Berlin Zoo, which hand-reared Knut from a newborn cub to the healthy, 120 kilogram (264 pound) bruiser he is today, is helping out by sending a special mixture with which it fed Knut -- maize syrup mixed up with puppy milk.
Snowflake is proving so popular that Nuremberg Zoo's Internet server collapsed last Friday when 120,000 people tried to access the Web site to see the latest photos of the white ball of fur sleeping on a rug.
Meanwhile back in Berlin, there are emerging signs of civic rivalry with Nuremberg over who has the best cub.

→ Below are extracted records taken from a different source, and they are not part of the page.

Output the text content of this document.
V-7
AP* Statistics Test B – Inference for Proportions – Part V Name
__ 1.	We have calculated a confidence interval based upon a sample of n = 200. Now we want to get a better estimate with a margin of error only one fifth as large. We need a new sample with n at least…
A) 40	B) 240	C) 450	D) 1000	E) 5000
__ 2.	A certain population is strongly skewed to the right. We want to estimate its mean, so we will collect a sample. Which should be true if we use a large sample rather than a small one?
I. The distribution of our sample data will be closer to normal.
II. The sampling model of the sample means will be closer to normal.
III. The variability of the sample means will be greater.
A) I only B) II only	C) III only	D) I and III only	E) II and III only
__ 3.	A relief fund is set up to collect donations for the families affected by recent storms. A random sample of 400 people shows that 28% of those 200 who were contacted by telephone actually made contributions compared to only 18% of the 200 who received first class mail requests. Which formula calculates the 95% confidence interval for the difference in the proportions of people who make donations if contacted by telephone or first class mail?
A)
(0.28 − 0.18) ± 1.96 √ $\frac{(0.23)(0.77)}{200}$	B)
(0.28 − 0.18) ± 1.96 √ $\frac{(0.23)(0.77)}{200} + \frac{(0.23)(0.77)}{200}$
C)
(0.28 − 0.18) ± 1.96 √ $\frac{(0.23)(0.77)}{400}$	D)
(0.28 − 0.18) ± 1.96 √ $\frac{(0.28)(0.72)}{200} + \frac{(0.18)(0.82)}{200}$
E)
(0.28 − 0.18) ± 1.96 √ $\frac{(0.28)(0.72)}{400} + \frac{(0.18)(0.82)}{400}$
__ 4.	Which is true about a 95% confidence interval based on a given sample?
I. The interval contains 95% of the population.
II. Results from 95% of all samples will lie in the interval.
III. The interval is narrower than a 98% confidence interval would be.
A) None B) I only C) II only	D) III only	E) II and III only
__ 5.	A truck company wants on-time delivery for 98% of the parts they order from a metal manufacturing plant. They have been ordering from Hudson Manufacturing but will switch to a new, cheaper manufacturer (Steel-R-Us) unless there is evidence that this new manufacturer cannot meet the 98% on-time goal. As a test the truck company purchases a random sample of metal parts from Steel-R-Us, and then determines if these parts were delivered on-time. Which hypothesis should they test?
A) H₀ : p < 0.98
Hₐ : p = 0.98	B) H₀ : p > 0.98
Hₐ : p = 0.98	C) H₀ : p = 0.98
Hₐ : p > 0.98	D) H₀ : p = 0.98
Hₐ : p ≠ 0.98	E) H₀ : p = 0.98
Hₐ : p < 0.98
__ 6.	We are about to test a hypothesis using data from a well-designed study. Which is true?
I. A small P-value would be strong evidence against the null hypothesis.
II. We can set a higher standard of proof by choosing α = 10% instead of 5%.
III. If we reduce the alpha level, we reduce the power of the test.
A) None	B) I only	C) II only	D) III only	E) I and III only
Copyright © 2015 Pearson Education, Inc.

Berlin daily Tagesspiegel published an editorial listing a number of reasons why Snowflake will never be as popular as Knut. "Isn't the original always better than the copy? Who needs pitiful Elvis and Marilyn impersonators, Abba and Queen Musicals?" wrote Tagesspiegel.
"You have to want a star. Knut was prepared for an international career from the word go. And the supporting roles like Knut's sidekick (zookeeper Thomas Dörflein) were excellently cast. In Nuremberg they complained about 'stupid Knutomania' before unceremoniously pushing the polar bear girl into the limelight by deciding to hand-rear her."